The Guayaquil Massacre

(5 April 1923)

From International Press Correspondence, Vol. 3 No. 31 [13], 5 April 1923, p. 252.
Transcribed & marked up by Einde O’Callaghan for the Marxists’ Internet Archive.

In Latin America there exists a rising labor movement of which practically nothing is known in Europe. Something is known of the labor movement in Argentina, but in general the tragedy of this young proletariat, struggling against a bourgeoisie combining all the faults of the European and North American bourgeoisie, and possessing none of their advantages is entirely unknown Barbaric massacres as a means of suppressing the proletariat are events of daily occurrence. Thus in 1921 there were massacres in Patagonia, in which more than 1,000 workers were murdered, and in San Gregorio (Chile), in which more than 100 proletarians were mown down by machine guns. Neither massacre awoke more than a very feeble echo in other parts of the world. In the same way we have only just received news of the frightful massacre which took place in Guayaquil, in the Ecuador republic, although the event happened over 2 months ago.

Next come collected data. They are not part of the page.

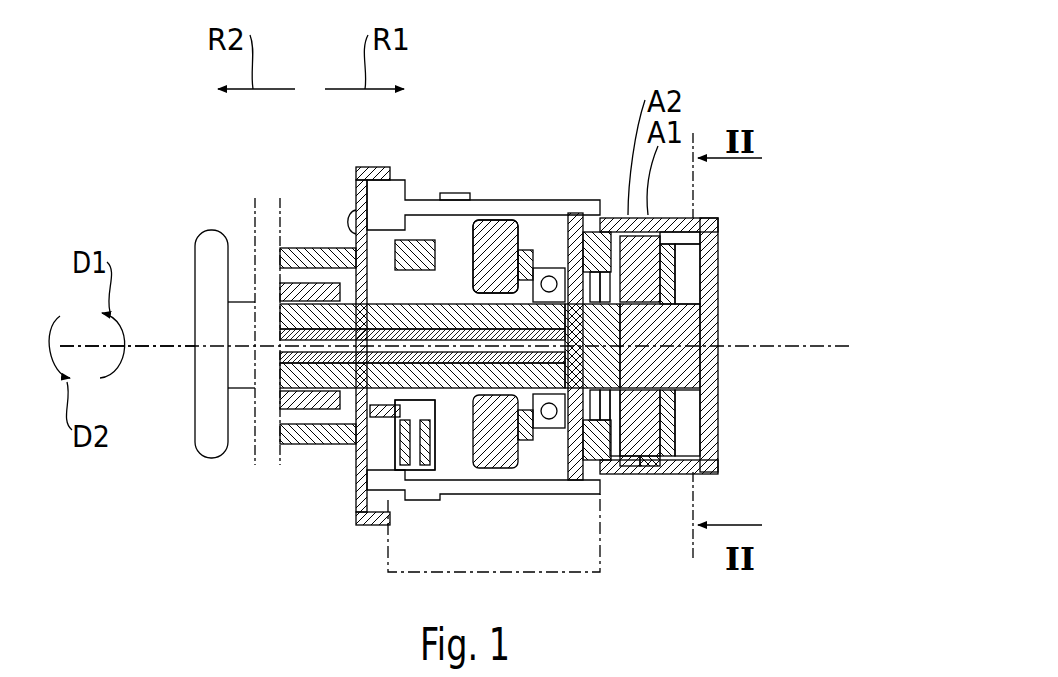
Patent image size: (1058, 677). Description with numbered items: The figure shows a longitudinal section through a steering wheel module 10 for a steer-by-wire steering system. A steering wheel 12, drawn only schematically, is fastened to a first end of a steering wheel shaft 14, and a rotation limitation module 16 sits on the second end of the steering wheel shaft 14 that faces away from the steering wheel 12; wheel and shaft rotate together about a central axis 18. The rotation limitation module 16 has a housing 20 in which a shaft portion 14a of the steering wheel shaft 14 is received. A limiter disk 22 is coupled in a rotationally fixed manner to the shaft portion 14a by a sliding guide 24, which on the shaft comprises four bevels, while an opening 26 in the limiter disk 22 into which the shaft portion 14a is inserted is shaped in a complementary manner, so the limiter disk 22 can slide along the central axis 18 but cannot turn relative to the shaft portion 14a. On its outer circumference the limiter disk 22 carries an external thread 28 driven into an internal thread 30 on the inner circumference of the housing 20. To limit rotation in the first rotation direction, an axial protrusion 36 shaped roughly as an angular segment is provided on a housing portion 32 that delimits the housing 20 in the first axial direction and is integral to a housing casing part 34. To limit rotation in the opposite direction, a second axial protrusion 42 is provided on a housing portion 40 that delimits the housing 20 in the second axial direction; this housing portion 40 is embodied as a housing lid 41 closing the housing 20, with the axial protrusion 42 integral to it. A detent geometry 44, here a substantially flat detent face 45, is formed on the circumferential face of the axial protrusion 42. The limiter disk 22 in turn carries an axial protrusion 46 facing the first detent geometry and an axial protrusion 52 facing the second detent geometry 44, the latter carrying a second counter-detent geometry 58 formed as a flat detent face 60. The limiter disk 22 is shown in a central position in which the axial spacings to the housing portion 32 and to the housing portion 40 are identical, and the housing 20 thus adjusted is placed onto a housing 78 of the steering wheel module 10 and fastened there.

The steering wheel module 10 is at (720, 86).
The steering wheel 12 is at (205, 265).
The steering wheel shaft 14 is at (240, 300).
The shaft portion 14a is at (717, 327).
The rotation limitation module 16 is at (738, 207).
The central axis 18 is at (163, 348).
The housing 20 is at (597, 260).
The limiter disk 22 is at (700, 430).
The sliding guide 24 is at (700, 398).
The opening 26 is at (700, 362).
The external thread 28 is at (650, 480).
The internal thread 30 is at (717, 242).
The housing portion 32 is at (717, 305).
The housing casing part 34 is at (616, 250).
The axial protrusion 36 is at (717, 275).
The housing portion 40 is at (415, 435).
The housing lid 41 is at (552, 494).
The second axial protrusion 42 is at (577, 300).
The detent geometry 44 is at (600, 300).
The detent face 45 is at (495, 256).
The axial protrusion 46 is at (630, 480).
The axial protrusion 52 is at (591, 494).
The second counter-detent geometry 58 is at (605, 290).
The detent face 60 is at (605, 346).
The housing 78 is at (388, 555).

The railwaymen of the Guayaquil line–Quito entered on a strike for higher wages. The strike was supported by all the workers in the town, and met with general sympathy even from the petty bourgeoisie. The unceasing rises in prices for the necessities of life and the unbounded speculation, rendered life in the town unbearable. The workers obtained a partial success, They were however, of the opinion that the rise in wages granted them was insufficient, and addressed a petition to the government requesting it to intervene. A workers’ committee, accompanied by two lawyers, was commissioned to submit this petition to the government. The delegates also demanded the release of the workers who had been arrested during the strike. This demand was granted. When the result of the interview was made known, a great multitude of workers proceeded to the barracks in which our comrades were imprisoned in order to greet them in triumph on their release. Police forces were drawn up before these barracks. As the demonstrators approached, the police opened fire on them. The embittered workers replied by throwing stones A bloody conflict ensued. The police were reinforced by the military and commenced a frightful massacre. Over 500 workers were killed, over 1,000 wounded.

Events of much less significance than this throw the proletariat of the whole world into excitement as a rule, the international working class must pay more attention to the events happening in Latin America, and must proclaim its solidarity with the proletariat of these remote countries.